Il miracolo della liquefazione del sangue di San Gennaro è ritenuto tutt’oggi inspiegabile dalla Scienza.

Si tratta indubbiamente del mistero partenopeo più noto al mondo: l’ampolla conservata nel Duomo che si dice contenga il sangue di San Gennaro e che tre volte all’anno si trasforma da sostanza solida in sostanza liquida, un fenomeno considerato prodigioso dai fedeli.

Succede il 16 dicembre, il sabato precedente la prima domenica di maggio (ricorrenza del trasferimento del corpo del santo da Pozzuoli a Napoli) e il 19 settembre, durante la festa del santo

Brutto segno

Il 16 dicembre, è quini l’ultima delle tre date nelle quali, per tradizione,  il miracolo di San Gennaro si ripete nel corso dell’anno. Ma il sangue non si è sciolto e questo, per chi crede, non è affatto un buon segno.

L’abate della Cappella di San Gennaro del Duomo di Napoli, monsignor Vincenzo De Gregorio,  al termine della messa celebrata alle 9 sull’altare del Duomo ha annunciato questo che riportiamo testualmente “Quando abbiamo preso la teca dalla cassaforte – ha spiegato l’abate – il sangue era assolutamente solido e rimane assolutamente solido”. 

Secondo la credenza popolare il mancato scioglimento del sangue indicherebbe qulcosa di infausto. Le mancate liquefazioni passate sono avvenute  nel 1939 e 1940, gli anni che portarono alla seconda guerra mondiale,  nel settembre del 1973, periodo della diffusione del colera a Napoli e nel settembre del 1980, l’anno del terremoto in Irpinia

Per contro, ci sono state delle date nelle quali il sangue si è sciolto al di fuori delle solite date: il 23 gennaio del 1799, in corrispondenza del giorno in cui il Generale di Napoleone Jean Étienne Championnet entrò vittorioso a Napoli.

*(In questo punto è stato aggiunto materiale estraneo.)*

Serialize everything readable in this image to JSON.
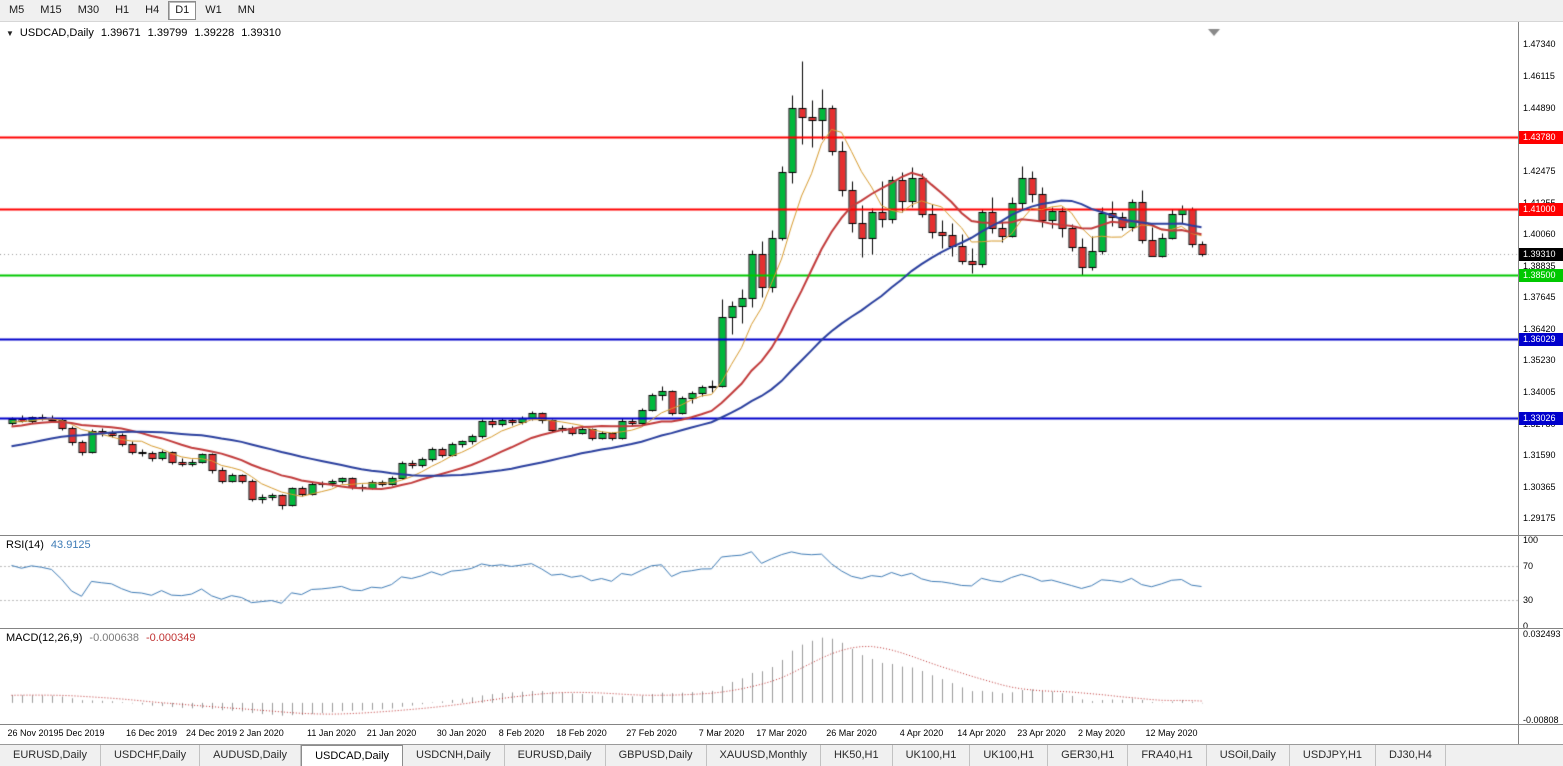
{
  "toolbar": {
    "timeframes": [
      "M5",
      "M15",
      "M30",
      "H1",
      "H4",
      "D1",
      "W1",
      "MN"
    ],
    "active": "D1"
  },
  "chart_title": {
    "symbol_period": "USDCAD,Daily",
    "open": "1.39671",
    "high": "1.39799",
    "low": "1.39228",
    "close": "1.39310"
  },
  "tabs": {
    "items": [
      "EURUSD,Daily",
      "USDCHF,Daily",
      "AUDUSD,Daily",
      "USDCAD,Daily",
      "USDCNH,Daily",
      "EURUSD,Daily",
      "GBPUSD,Daily",
      "XAUUSD,Monthly",
      "HK50,H1",
      "UK100,H1",
      "UK100,H1",
      "GER30,H1",
      "FRA40,H1",
      "USOil,Daily",
      "USDJPY,H1",
      "DJ30,H4"
    ],
    "active_index": 3
  },
  "colors": {
    "up": "#00b93c",
    "down": "#e53030",
    "outline": "#000000",
    "wick": "#000000",
    "current_dash": "#9a9a9a",
    "rsi_line": "#3f7cb6",
    "level_dash": "#bdbdbd",
    "macd_hist": "#9a9a9a",
    "macd_signal": "#c03333"
  },
  "chart_data": {
    "type": "candlestick",
    "symbol": "USDCAD",
    "timeframe": "Daily",
    "ylim": [
      1.28564,
      1.48181
    ],
    "price_ticks": [
      "1.47340",
      "1.46115",
      "1.44890",
      "1.42475",
      "1.41255",
      "1.40060",
      "1.38835",
      "1.37645",
      "1.36420",
      "1.35230",
      "1.34005",
      "1.32780",
      "1.31590",
      "1.30365",
      "1.29175"
    ],
    "horizontal_lines": [
      {
        "price": 1.4378,
        "label": "1.43780",
        "color": "#ff0000"
      },
      {
        "price": 1.41,
        "label": "1.41000",
        "color": "#ff0000"
      },
      {
        "price": 1.385,
        "label": "1.38500",
        "color": "#00c800"
      },
      {
        "price": 1.36029,
        "label": "1.36029",
        "color": "#0000cc"
      },
      {
        "price": 1.33026,
        "label": "1.33026",
        "color": "#0000cc"
      }
    ],
    "current_price": {
      "value": 1.3931,
      "label": "1.39310"
    },
    "moving_averages": [
      {
        "period": 6,
        "color": "#d79b2e",
        "width": 1
      },
      {
        "period": 14,
        "color": "#c23b3b",
        "width": 2
      },
      {
        "period": 30,
        "color": "#2a3f9e",
        "width": 2
      }
    ],
    "ma_warmup_closes": [
      1.3265,
      1.328,
      1.327,
      1.3255,
      1.324,
      1.323,
      1.3245,
      1.326,
      1.325,
      1.3235,
      1.322,
      1.3205,
      1.319,
      1.3175,
      1.316,
      1.317,
      1.3185,
      1.316,
      1.314,
      1.312,
      1.3105,
      1.309,
      1.3075,
      1.306,
      1.307,
      1.3085,
      1.3095,
      1.308,
      1.3065,
      1.3055,
      1.307,
      1.309,
      1.311,
      1.313,
      1.315,
      1.314,
      1.3125,
      1.3145,
      1.3165,
      1.3185,
      1.32,
      1.3215,
      1.323,
      1.322,
      1.324,
      1.3255,
      1.327,
      1.326,
      1.3275,
      1.3285,
      1.329,
      1.328,
      1.327,
      1.3285,
      1.3295
    ],
    "candles": [
      [
        1.3282,
        1.3305,
        1.3274,
        1.3298
      ],
      [
        1.3298,
        1.3312,
        1.3284,
        1.329
      ],
      [
        1.329,
        1.331,
        1.3282,
        1.3305
      ],
      [
        1.3305,
        1.3318,
        1.3293,
        1.3301
      ],
      [
        1.3301,
        1.3314,
        1.3287,
        1.3295
      ],
      [
        1.3295,
        1.33,
        1.3255,
        1.3264
      ],
      [
        1.3264,
        1.3272,
        1.3198,
        1.3207
      ],
      [
        1.3207,
        1.3218,
        1.3158,
        1.317
      ],
      [
        1.317,
        1.326,
        1.3165,
        1.3252
      ],
      [
        1.3252,
        1.3262,
        1.3233,
        1.3243
      ],
      [
        1.3243,
        1.3253,
        1.3228,
        1.3236
      ],
      [
        1.3236,
        1.3242,
        1.3195,
        1.3202
      ],
      [
        1.3202,
        1.3212,
        1.3164,
        1.3172
      ],
      [
        1.3172,
        1.3183,
        1.3156,
        1.3166
      ],
      [
        1.3166,
        1.3175,
        1.3138,
        1.3146
      ],
      [
        1.3146,
        1.3178,
        1.314,
        1.3171
      ],
      [
        1.3171,
        1.3176,
        1.3123,
        1.3131
      ],
      [
        1.3131,
        1.3146,
        1.3117,
        1.3126
      ],
      [
        1.3126,
        1.3144,
        1.3118,
        1.3134
      ],
      [
        1.3134,
        1.3168,
        1.3128,
        1.3161
      ],
      [
        1.3161,
        1.3166,
        1.3092,
        1.3101
      ],
      [
        1.3101,
        1.3112,
        1.3052,
        1.3061
      ],
      [
        1.3061,
        1.309,
        1.3054,
        1.3082
      ],
      [
        1.3082,
        1.3088,
        1.3052,
        1.3061
      ],
      [
        1.3061,
        1.3066,
        1.2984,
        1.2992
      ],
      [
        1.2992,
        1.3008,
        1.2974,
        1.2998
      ],
      [
        1.2998,
        1.3015,
        1.2986,
        1.3004
      ],
      [
        1.3004,
        1.3009,
        1.2951,
        1.2966
      ],
      [
        1.2966,
        1.3038,
        1.2962,
        1.3031
      ],
      [
        1.3031,
        1.304,
        1.3002,
        1.3011
      ],
      [
        1.3011,
        1.3056,
        1.3006,
        1.3048
      ],
      [
        1.3048,
        1.3059,
        1.3037,
        1.3052
      ],
      [
        1.3052,
        1.3068,
        1.3042,
        1.306
      ],
      [
        1.306,
        1.3076,
        1.305,
        1.307
      ],
      [
        1.307,
        1.3075,
        1.3029,
        1.3038
      ],
      [
        1.3038,
        1.3048,
        1.3022,
        1.3033
      ],
      [
        1.3033,
        1.3062,
        1.3028,
        1.3055
      ],
      [
        1.3055,
        1.3065,
        1.3041,
        1.3049
      ],
      [
        1.3049,
        1.3078,
        1.3044,
        1.3071
      ],
      [
        1.3071,
        1.3138,
        1.3066,
        1.313
      ],
      [
        1.313,
        1.3141,
        1.3109,
        1.3119
      ],
      [
        1.3119,
        1.315,
        1.3112,
        1.3142
      ],
      [
        1.3142,
        1.3189,
        1.3138,
        1.3181
      ],
      [
        1.3181,
        1.319,
        1.3151,
        1.316
      ],
      [
        1.316,
        1.3209,
        1.3155,
        1.3201
      ],
      [
        1.3201,
        1.3218,
        1.3189,
        1.3211
      ],
      [
        1.3211,
        1.324,
        1.3203,
        1.3231
      ],
      [
        1.3231,
        1.3297,
        1.3226,
        1.329
      ],
      [
        1.329,
        1.3299,
        1.3268,
        1.3279
      ],
      [
        1.3279,
        1.3301,
        1.3271,
        1.3293
      ],
      [
        1.3293,
        1.33,
        1.3274,
        1.3284
      ],
      [
        1.3284,
        1.3308,
        1.3278,
        1.3301
      ],
      [
        1.3301,
        1.3326,
        1.3295,
        1.3319
      ],
      [
        1.3319,
        1.3324,
        1.3283,
        1.3292
      ],
      [
        1.3292,
        1.3298,
        1.3246,
        1.3255
      ],
      [
        1.3255,
        1.3273,
        1.3247,
        1.3264
      ],
      [
        1.3264,
        1.327,
        1.3236,
        1.3245
      ],
      [
        1.3245,
        1.3266,
        1.3238,
        1.3258
      ],
      [
        1.3258,
        1.3264,
        1.3217,
        1.3226
      ],
      [
        1.3226,
        1.325,
        1.3219,
        1.3243
      ],
      [
        1.3243,
        1.3249,
        1.3216,
        1.3225
      ],
      [
        1.3225,
        1.3299,
        1.322,
        1.3291
      ],
      [
        1.3291,
        1.3302,
        1.3271,
        1.3281
      ],
      [
        1.3281,
        1.3339,
        1.3276,
        1.3331
      ],
      [
        1.3331,
        1.3397,
        1.3326,
        1.339
      ],
      [
        1.339,
        1.3423,
        1.3368,
        1.3405
      ],
      [
        1.3405,
        1.341,
        1.3311,
        1.3321
      ],
      [
        1.3321,
        1.3387,
        1.3315,
        1.3379
      ],
      [
        1.3379,
        1.3404,
        1.3359,
        1.3396
      ],
      [
        1.3396,
        1.3429,
        1.3385,
        1.3421
      ],
      [
        1.3421,
        1.3445,
        1.3402,
        1.3423
      ],
      [
        1.3423,
        1.3758,
        1.3418,
        1.3689
      ],
      [
        1.3689,
        1.3749,
        1.3623,
        1.3731
      ],
      [
        1.3731,
        1.3796,
        1.3665,
        1.3762
      ],
      [
        1.3762,
        1.3945,
        1.3728,
        1.3931
      ],
      [
        1.3931,
        1.3979,
        1.3763,
        1.3801
      ],
      [
        1.3801,
        1.4022,
        1.3782,
        1.3992
      ],
      [
        1.3992,
        1.4265,
        1.3983,
        1.4242
      ],
      [
        1.4242,
        1.4538,
        1.4201,
        1.449
      ],
      [
        1.449,
        1.4669,
        1.4349,
        1.4453
      ],
      [
        1.4453,
        1.452,
        1.4341,
        1.4442
      ],
      [
        1.4442,
        1.4562,
        1.4368,
        1.4488
      ],
      [
        1.4488,
        1.4502,
        1.4308,
        1.4323
      ],
      [
        1.4323,
        1.4361,
        1.4151,
        1.4176
      ],
      [
        1.4176,
        1.421,
        1.4013,
        1.4049
      ],
      [
        1.4049,
        1.4116,
        1.3919,
        1.399
      ],
      [
        1.399,
        1.4105,
        1.3928,
        1.4089
      ],
      [
        1.4089,
        1.4208,
        1.4031,
        1.4062
      ],
      [
        1.4062,
        1.4228,
        1.4048,
        1.4211
      ],
      [
        1.4211,
        1.4242,
        1.409,
        1.4131
      ],
      [
        1.4131,
        1.4263,
        1.4109,
        1.4221
      ],
      [
        1.4221,
        1.424,
        1.4071,
        1.4083
      ],
      [
        1.4083,
        1.4121,
        1.3991,
        1.4012
      ],
      [
        1.4012,
        1.4058,
        1.3953,
        1.4001
      ],
      [
        1.4001,
        1.4048,
        1.3923,
        1.3959
      ],
      [
        1.3959,
        1.4006,
        1.3892,
        1.3904
      ],
      [
        1.3904,
        1.3954,
        1.3855,
        1.3892
      ],
      [
        1.3892,
        1.4103,
        1.3879,
        1.4089
      ],
      [
        1.4089,
        1.4147,
        1.4009,
        1.4029
      ],
      [
        1.4029,
        1.4056,
        1.3976,
        1.4
      ],
      [
        1.4,
        1.4148,
        1.3993,
        1.4123
      ],
      [
        1.4123,
        1.4265,
        1.4102,
        1.4221
      ],
      [
        1.4221,
        1.4246,
        1.4128,
        1.416
      ],
      [
        1.416,
        1.4185,
        1.4034,
        1.406
      ],
      [
        1.406,
        1.4109,
        1.4028,
        1.4093
      ],
      [
        1.4093,
        1.411,
        1.3993,
        1.4028
      ],
      [
        1.4028,
        1.4043,
        1.3939,
        1.3957
      ],
      [
        1.3957,
        1.3992,
        1.385,
        1.3879
      ],
      [
        1.3879,
        1.3998,
        1.3868,
        1.394
      ],
      [
        1.394,
        1.411,
        1.3929,
        1.4088
      ],
      [
        1.4088,
        1.4133,
        1.4035,
        1.407
      ],
      [
        1.407,
        1.4091,
        1.4021,
        1.4032
      ],
      [
        1.4032,
        1.414,
        1.4018,
        1.4129
      ],
      [
        1.4129,
        1.4173,
        1.3972,
        1.3982
      ],
      [
        1.3982,
        1.4033,
        1.392,
        1.3923
      ],
      [
        1.3923,
        1.4009,
        1.3916,
        1.3992
      ],
      [
        1.3992,
        1.4102,
        1.3985,
        1.4082
      ],
      [
        1.4082,
        1.4118,
        1.4049,
        1.4102
      ],
      [
        1.4102,
        1.4108,
        1.3956,
        1.3967
      ],
      [
        1.39671,
        1.39799,
        1.39228,
        1.3931
      ]
    ],
    "date_labels": [
      {
        "label": "26 Nov 2019",
        "index": 0
      },
      {
        "label": "5 Dec 2019",
        "index": 7
      },
      {
        "label": "16 Dec 2019",
        "index": 14
      },
      {
        "label": "24 Dec 2019",
        "index": 20
      },
      {
        "label": "2 Jan 2020",
        "index": 25
      },
      {
        "label": "11 Jan 2020",
        "index": 32
      },
      {
        "label": "21 Jan 2020",
        "index": 38
      },
      {
        "label": "30 Jan 2020",
        "index": 45
      },
      {
        "label": "8 Feb 2020",
        "index": 51
      },
      {
        "label": "18 Feb 2020",
        "index": 57
      },
      {
        "label": "27 Feb 2020",
        "index": 64
      },
      {
        "label": "7 Mar 2020",
        "index": 71
      },
      {
        "label": "17 Mar 2020",
        "index": 77
      },
      {
        "label": "26 Mar 2020",
        "index": 84
      },
      {
        "label": "4 Apr 2020",
        "index": 91
      },
      {
        "label": "14 Apr 2020",
        "index": 97
      },
      {
        "label": "23 Apr 2020",
        "index": 103
      },
      {
        "label": "2 May 2020",
        "index": 109
      },
      {
        "label": "12 May 2020",
        "index": 116
      }
    ],
    "rsi": {
      "label": "RSI(14)",
      "period": 14,
      "current": "43.9125",
      "levels": [
        70,
        30
      ],
      "scale_labels": [
        {
          "text": "100",
          "value": 100
        },
        {
          "text": "70",
          "value": 70
        },
        {
          "text": "30",
          "value": 30
        },
        {
          "text": "0",
          "value": 0
        }
      ]
    },
    "macd": {
      "label": "MACD(12,26,9)",
      "fast": 12,
      "slow": 26,
      "signal_period": 9,
      "main": "-0.000638",
      "signal": "-0.000349",
      "scale_top": {
        "text": "0.032493",
        "value": 0.032493
      },
      "scale_bottom": {
        "text": "-0.00808",
        "value": -0.00808
      }
    }
  }
}
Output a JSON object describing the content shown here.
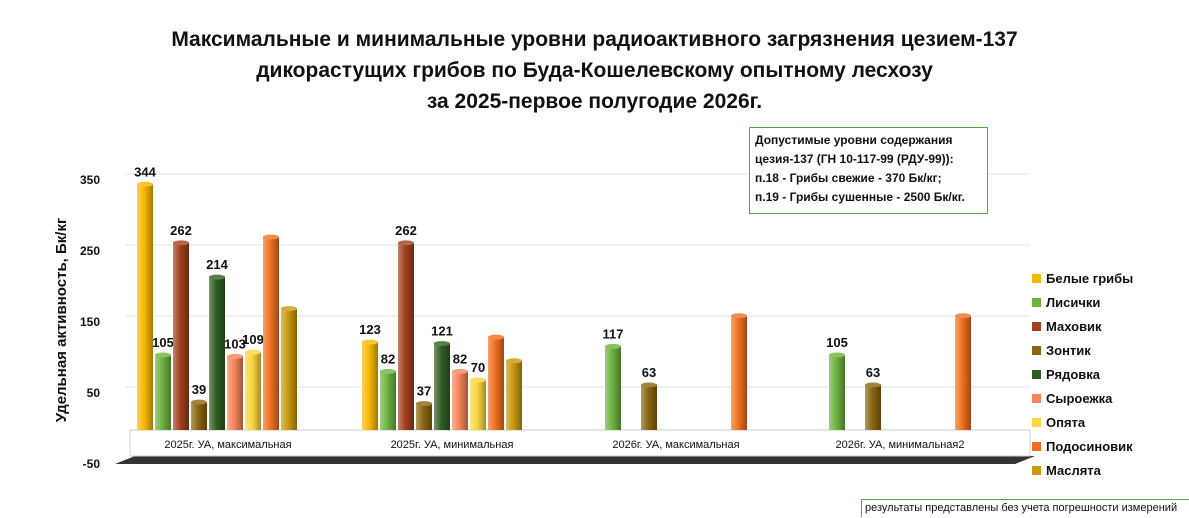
{
  "title_lines": [
    "Максимальные и минимальные уровни радиоактивного загрязнения цезием-137",
    "дикорастущих грибов по Буда-Кошелевскому опытному лесхозу",
    "за 2025-первое полугодие 2026г."
  ],
  "norms_box": {
    "line1": "Допустимые уровни содержания цезия-137 (ГН 10-117-99 (РДУ-99)):",
    "line2": "п.18 - Грибы свежие - 370 Бк/кг;",
    "line3": "п.19 - Грибы сушенные - 2500 Бк/кг."
  },
  "footnote": "результаты представлены без учета погрешности измерений",
  "chart_data": {
    "type": "bar",
    "ylabel": "Удельная активность, Бк/кг",
    "ylim": [
      -50,
      350
    ],
    "yticks": [
      -50,
      50,
      150,
      250,
      350
    ],
    "categories": [
      "2025г. УА, максимальная",
      "2025г. УА, минимальная",
      "2026г. УА,  максимальная",
      "2026г. УА, минимальная2"
    ],
    "series": [
      {
        "name": "Белые грибы",
        "color": "#f5b800",
        "values": [
          344,
          123,
          null,
          null
        ],
        "labels": [
          true,
          true,
          false,
          false
        ]
      },
      {
        "name": "Лисички",
        "color": "#6db33f",
        "values": [
          105,
          82,
          117,
          105
        ],
        "labels": [
          true,
          true,
          true,
          true
        ]
      },
      {
        "name": "Маховик",
        "color": "#a0401c",
        "values": [
          262,
          262,
          null,
          null
        ],
        "labels": [
          true,
          true,
          false,
          false
        ]
      },
      {
        "name": "Зонтик",
        "color": "#8a6410",
        "values": [
          39,
          37,
          63,
          63
        ],
        "labels": [
          true,
          true,
          true,
          true
        ]
      },
      {
        "name": "Рядовка",
        "color": "#2f5e22",
        "values": [
          214,
          121,
          null,
          null
        ],
        "labels": [
          true,
          true,
          false,
          false
        ]
      },
      {
        "name": "Сыроежка",
        "color": "#f4845a",
        "values": [
          103,
          82,
          null,
          null
        ],
        "labels": [
          true,
          true,
          false,
          false
        ]
      },
      {
        "name": "Опята",
        "color": "#fbd640",
        "values": [
          109,
          70,
          null,
          null
        ],
        "labels": [
          true,
          true,
          false,
          false
        ]
      },
      {
        "name": "Подосиновик",
        "color": "#f07020",
        "values": [
          270,
          130,
          160,
          160
        ],
        "labels": [
          false,
          false,
          false,
          false
        ]
      },
      {
        "name": "Маслята",
        "color": "#c9980e",
        "values": [
          170,
          97,
          null,
          null
        ],
        "labels": [
          false,
          false,
          false,
          false
        ]
      }
    ],
    "grid": true,
    "legend_position": "right"
  }
}
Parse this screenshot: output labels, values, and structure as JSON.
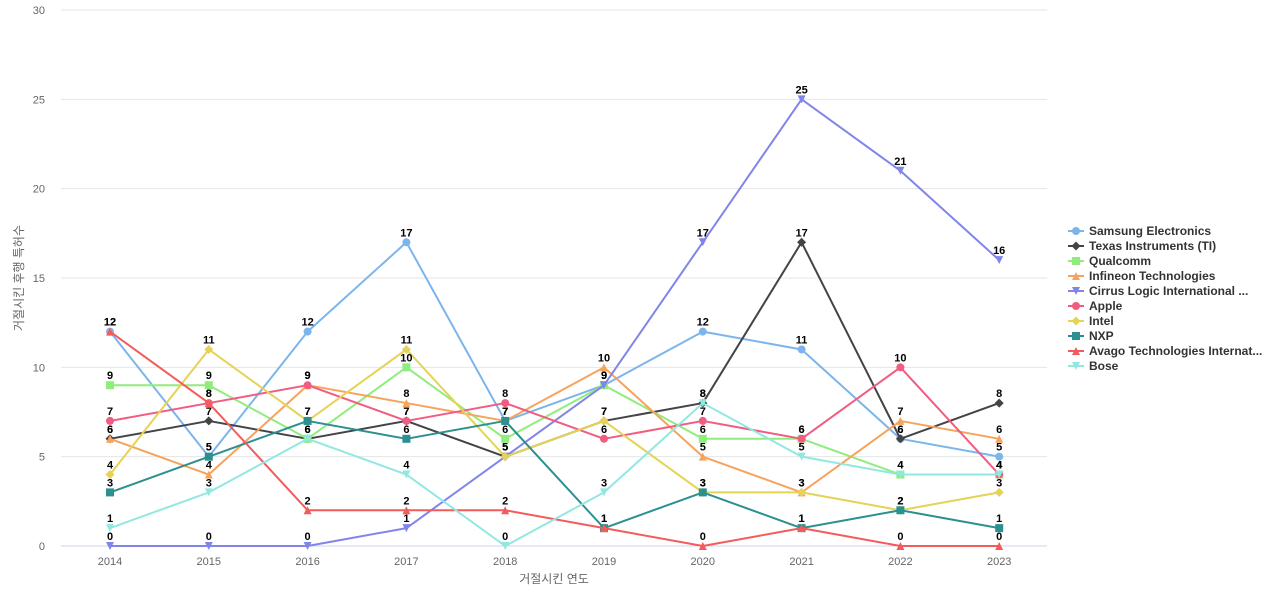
{
  "chart_data": {
    "type": "line",
    "xlabel": "거절시킨 연도",
    "ylabel": "거절시킨 후행 특허수",
    "ylim": [
      0,
      30
    ],
    "yticks": [
      0,
      5,
      10,
      15,
      20,
      25,
      30
    ],
    "categories": [
      "2014",
      "2015",
      "2016",
      "2017",
      "2018",
      "2019",
      "2020",
      "2021",
      "2022",
      "2023"
    ],
    "grid": true,
    "legend_position": "right",
    "series": [
      {
        "name": "Samsung Electronics",
        "color": "#7cb5ec",
        "marker": "circle",
        "values": [
          12,
          5,
          12,
          17,
          7,
          9,
          12,
          11,
          6,
          5
        ]
      },
      {
        "name": "Texas Instruments (TI)",
        "color": "#434348",
        "marker": "diamond",
        "values": [
          6,
          7,
          6,
          7,
          5,
          7,
          8,
          17,
          6,
          8
        ]
      },
      {
        "name": "Qualcomm",
        "color": "#90ed7d",
        "marker": "square",
        "values": [
          9,
          9,
          6,
          10,
          6,
          9,
          6,
          6,
          4,
          4
        ]
      },
      {
        "name": "Infineon Technologies",
        "color": "#f7a35c",
        "marker": "triangle",
        "values": [
          6,
          4,
          9,
          8,
          7,
          10,
          5,
          3,
          7,
          6
        ]
      },
      {
        "name": "Cirrus Logic International ...",
        "color": "#8085e9",
        "marker": "triangle-down",
        "values": [
          0,
          0,
          0,
          1,
          5,
          9,
          17,
          25,
          21,
          16
        ]
      },
      {
        "name": "Apple",
        "color": "#f15c80",
        "marker": "circle",
        "values": [
          7,
          8,
          9,
          7,
          8,
          6,
          7,
          6,
          10,
          4
        ]
      },
      {
        "name": "Intel",
        "color": "#e4d354",
        "marker": "diamond",
        "values": [
          4,
          11,
          7,
          11,
          5,
          7,
          3,
          3,
          2,
          3
        ]
      },
      {
        "name": "NXP",
        "color": "#2b908f",
        "marker": "square",
        "values": [
          3,
          5,
          7,
          6,
          7,
          1,
          3,
          1,
          2,
          1
        ]
      },
      {
        "name": "Avago Technologies Internat...",
        "color": "#f45b5b",
        "marker": "triangle",
        "values": [
          12,
          8,
          2,
          2,
          2,
          1,
          0,
          1,
          0,
          0
        ]
      },
      {
        "name": "Bose",
        "color": "#91e8e1",
        "marker": "triangle-down",
        "values": [
          1,
          3,
          6,
          4,
          0,
          3,
          8,
          5,
          4,
          4
        ]
      }
    ]
  }
}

Il prodigio di dicembre è chiamato  “miracolo laico” poiché si svolge nella Cappella di San Gennaro, gestita dalla Deputazione di San Gennaro, un’istituzione laica nata il 13 gennaio 1527 per un voto della città e presieduta dal sindaco di Napoli. Quest’anno le celebrazioni vengono però svolte  sull’altare maggiore del Duomo per garantire l’adeguato distanziamento previsto dalle norme anti Covid, difficile da garantire all’interno della Cappella.